Florence Louise Hall was the chief of the Women's Land Army from April 12, 1943 until the end of World War II. During her term, at least one and a half million non-farm women joined the farm effort to help alleviate the wartime farm labor shortage.

Florence Hall was born in 1888 in Port Austin, Michigan. She graduated from Michigan State Agricultural College (later part of Michigan State University) in 1909 with a BS in Home Economics. Later in 1933, the college awarded her an honorary master's degree. In 1917 she was appointed home demonstration agent in Allegheny County, PA. She spent 1922 to 1928 in the Agriculture Department's Dairy Bureau, traveling in 32 states to organize “milk for health” campaigns. Rising through the ranks of the Extension Service, in 1928 she was appointed senior home economist, with responsibility for the twelve northeastern states. In 1932, Ms. Hall served as President of the Columbia Home Economics Association. And from 1938 to 1943 she served as the field agent, home demonstration work for the Home Extension Service of the Department of Agriculture.

On April 10, 1943 the War Food Administration announced the formation of the Women's Land Army to be part of the United States Crop Corps. Two days later Ms. Hall was selected to head the organization. As chief, she worked closely with home demonstration agents in the Extension Service and with state agricultural colleges to develop plans and procedures for recruiting and training women for the Women's Land Army at the state and local levels. Eleanor Roosevelt was a supporter of the Women's Land Army, and at a May 10, 1943 press conference, she introduced Florence Hall, who presented the new land army uniform to reporters.
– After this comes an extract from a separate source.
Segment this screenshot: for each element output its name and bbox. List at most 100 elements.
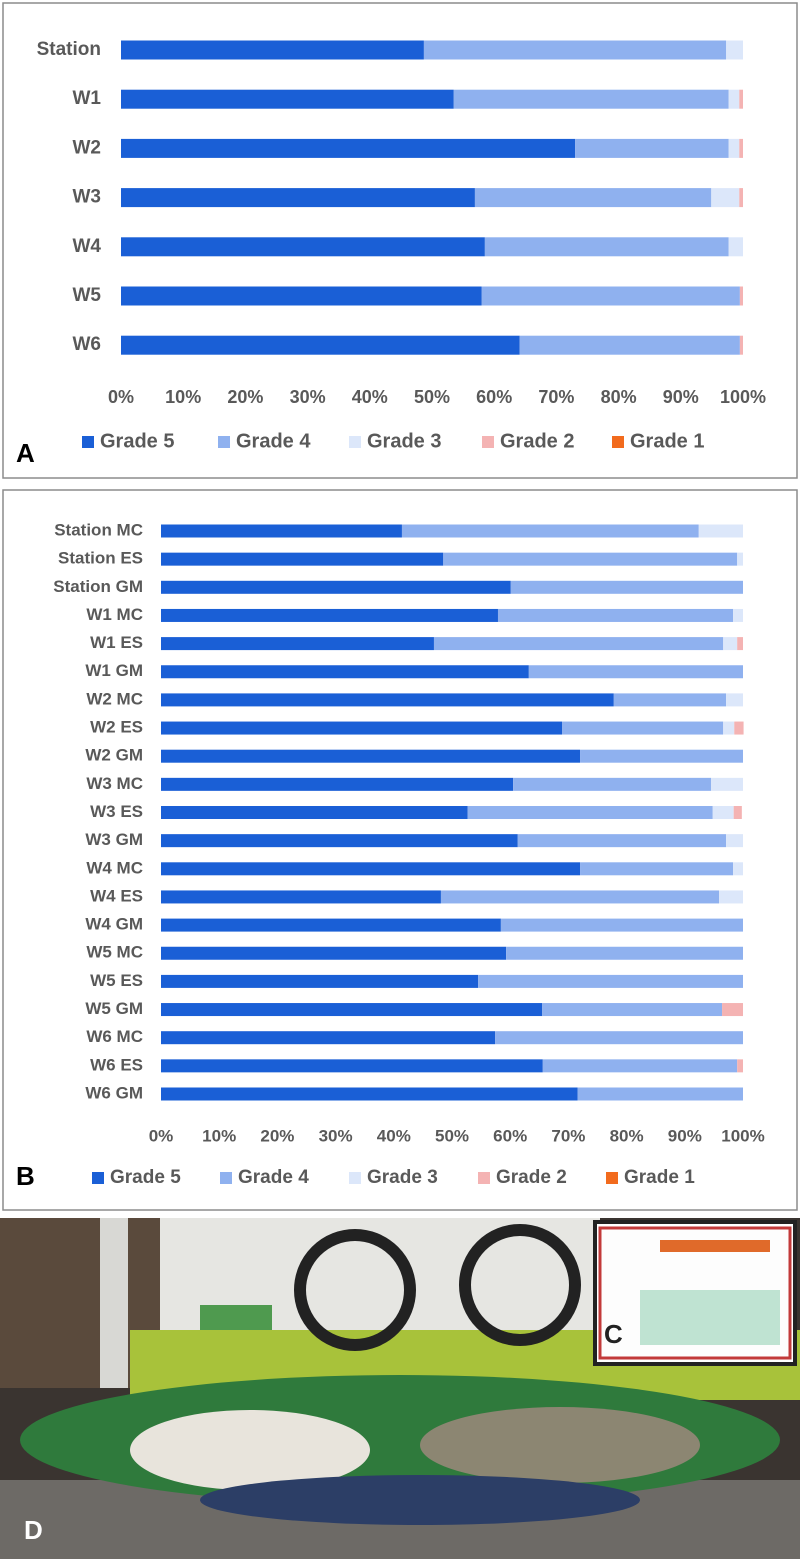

After the war she again became Field Agent and a Senior Home Economist with the Extension Service, USDA for the 12 northeastern states from Maine to West Virginia.
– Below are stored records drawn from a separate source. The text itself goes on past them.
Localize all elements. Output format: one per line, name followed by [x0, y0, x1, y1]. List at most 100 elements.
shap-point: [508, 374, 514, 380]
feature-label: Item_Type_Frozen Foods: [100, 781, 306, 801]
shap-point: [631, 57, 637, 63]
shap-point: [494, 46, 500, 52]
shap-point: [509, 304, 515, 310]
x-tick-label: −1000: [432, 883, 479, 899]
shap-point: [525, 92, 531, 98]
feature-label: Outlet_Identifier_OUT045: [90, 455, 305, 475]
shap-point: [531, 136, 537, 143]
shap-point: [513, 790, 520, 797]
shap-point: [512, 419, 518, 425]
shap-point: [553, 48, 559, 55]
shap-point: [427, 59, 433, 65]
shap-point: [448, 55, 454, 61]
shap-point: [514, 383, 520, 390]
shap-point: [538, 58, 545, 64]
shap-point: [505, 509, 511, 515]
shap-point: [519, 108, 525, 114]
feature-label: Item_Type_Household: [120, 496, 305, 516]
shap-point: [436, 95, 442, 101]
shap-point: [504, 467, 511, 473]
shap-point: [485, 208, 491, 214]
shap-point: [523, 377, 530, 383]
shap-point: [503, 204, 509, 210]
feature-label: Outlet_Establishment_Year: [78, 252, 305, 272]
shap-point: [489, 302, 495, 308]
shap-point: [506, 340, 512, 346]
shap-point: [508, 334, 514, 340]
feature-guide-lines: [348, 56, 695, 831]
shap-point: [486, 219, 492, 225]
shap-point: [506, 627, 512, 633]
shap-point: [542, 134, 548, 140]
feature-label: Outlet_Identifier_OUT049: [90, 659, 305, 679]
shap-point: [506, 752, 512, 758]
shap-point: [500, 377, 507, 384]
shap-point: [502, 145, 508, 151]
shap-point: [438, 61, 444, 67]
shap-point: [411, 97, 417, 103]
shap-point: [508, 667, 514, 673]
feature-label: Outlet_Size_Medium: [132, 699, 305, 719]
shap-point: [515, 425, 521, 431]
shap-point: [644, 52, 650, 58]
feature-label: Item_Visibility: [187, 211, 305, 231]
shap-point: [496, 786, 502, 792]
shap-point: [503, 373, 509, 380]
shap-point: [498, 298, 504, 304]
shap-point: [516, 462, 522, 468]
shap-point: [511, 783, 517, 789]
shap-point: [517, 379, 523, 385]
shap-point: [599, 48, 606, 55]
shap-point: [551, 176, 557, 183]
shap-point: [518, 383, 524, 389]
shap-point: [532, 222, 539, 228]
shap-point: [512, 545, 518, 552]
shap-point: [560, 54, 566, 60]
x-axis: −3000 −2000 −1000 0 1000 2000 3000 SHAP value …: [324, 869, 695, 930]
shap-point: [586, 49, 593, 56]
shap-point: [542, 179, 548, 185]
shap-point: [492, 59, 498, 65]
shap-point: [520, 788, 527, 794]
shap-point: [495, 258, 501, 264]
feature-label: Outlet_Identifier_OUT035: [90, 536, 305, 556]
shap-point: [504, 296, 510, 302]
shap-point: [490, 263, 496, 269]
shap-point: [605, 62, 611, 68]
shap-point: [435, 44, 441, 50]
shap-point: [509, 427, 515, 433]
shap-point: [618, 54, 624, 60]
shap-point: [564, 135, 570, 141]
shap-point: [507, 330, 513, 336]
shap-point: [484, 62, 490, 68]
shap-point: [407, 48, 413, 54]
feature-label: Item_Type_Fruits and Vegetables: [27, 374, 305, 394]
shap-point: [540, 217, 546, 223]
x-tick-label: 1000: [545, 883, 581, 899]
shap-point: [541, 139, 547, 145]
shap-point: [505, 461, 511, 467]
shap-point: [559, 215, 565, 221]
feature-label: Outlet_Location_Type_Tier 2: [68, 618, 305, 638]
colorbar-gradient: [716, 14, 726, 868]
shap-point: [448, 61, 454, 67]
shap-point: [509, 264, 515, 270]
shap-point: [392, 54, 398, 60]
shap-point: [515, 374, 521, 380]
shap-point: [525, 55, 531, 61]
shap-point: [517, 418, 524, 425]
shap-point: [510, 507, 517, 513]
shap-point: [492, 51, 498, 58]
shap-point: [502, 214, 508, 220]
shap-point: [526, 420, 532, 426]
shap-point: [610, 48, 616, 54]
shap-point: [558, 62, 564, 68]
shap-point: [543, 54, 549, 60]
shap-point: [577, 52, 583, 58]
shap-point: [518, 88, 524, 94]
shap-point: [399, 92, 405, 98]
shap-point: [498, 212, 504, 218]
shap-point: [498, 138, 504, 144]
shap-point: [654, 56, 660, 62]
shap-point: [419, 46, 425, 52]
In 1952, an annual award was created, the Florence Hall Award, to recognize outstanding accomplishments by members of the National Extension Association of Family & Consumer Sciences (NEAFCS). This award is presented for an outstanding program conducted by one or more NEAFCS members who have been alert in recognizing new concerns and interests of families and have involved people in planning and implementing programs that benefit families.

She died on February 16, 1983 in Washington D.C.